History is a matter of sifting through often incomplete data and interpreting it in order to reach a conclusion. Sometimes new evidence comes to light and what was once dogma must be rethought and reinterpreted. This process has occurred with Barcelona’s Drassanes Reials, or the Royal Shipyards, over the course of two years of excavations. Located at the end of La Rambla near the Columbus monument and housing the Museu Marítim, the Drassanes is one of the city’s most emblematic buildings.
Over the centuries, the building has served as military barracks, arsenal, munitions factory and even as part of the city’s perimeter wall. It was transferred to the Generalitat in 1936 with the intention of establishing a maritime museum, but the Civil War interfered with these plans and the Museu Marítim didn’t open its doors until 1941.
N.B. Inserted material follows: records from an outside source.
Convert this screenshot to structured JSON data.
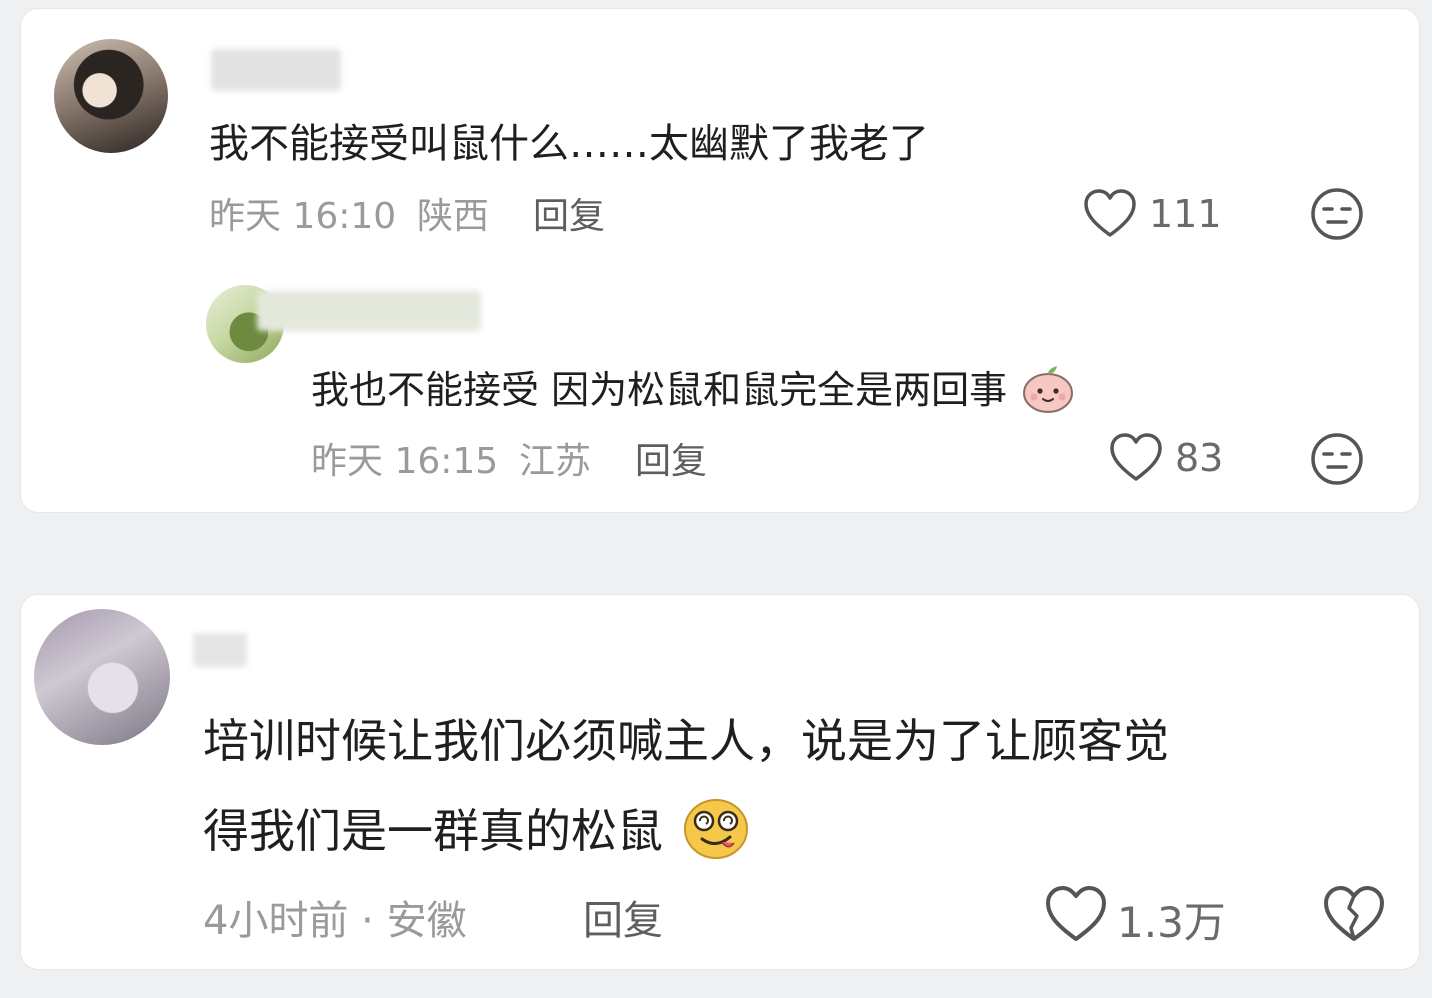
{
  "comments": [
    {
      "text": "我不能接受叫鼠什么……太幽默了我老了",
      "time": "昨天 16:10",
      "location": "陕西",
      "reply_label": "回复",
      "likes": "111",
      "replies": [
        {
          "text": "我也不能接受 因为松鼠和鼠完全是两回事",
          "time": "昨天 16:15",
          "location": "江苏",
          "reply_label": "回复",
          "likes": "83"
        }
      ]
    },
    {
      "text_line1": "培训时候让我们必须喊主人，说是为了让顾客觉",
      "text_line2": "得我们是一群真的松鼠",
      "meta": "4小时前 · 安徽",
      "reply_label": "回复",
      "likes": "1.3万"
    }
  ]
}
The Drassanes was constructed to build, repair and store ships for the Crown of Aragon. Archival evidence suggests there was a shipyard on the present site prior to the 13th century. But, the current structure was built during the reign of Pere el Gran, between 1282 and 1285. It consisted of a series of long, covered bays under which ships could be assembled or repaired and was located just to the west of the city and outside of the city walls that roughly followed the line of the present-day La Rambla. The Drassanes was built on the beach so that ships could be easily launched or recovered and, in the winter, was used to store the ships of the King’s fleet because Barcelona lacked a proper harbour. As the fleet grew during the 14th and early 15th centuries, the shipyard was expanded and the city walls were also expanded so as to encompass the Drassanes.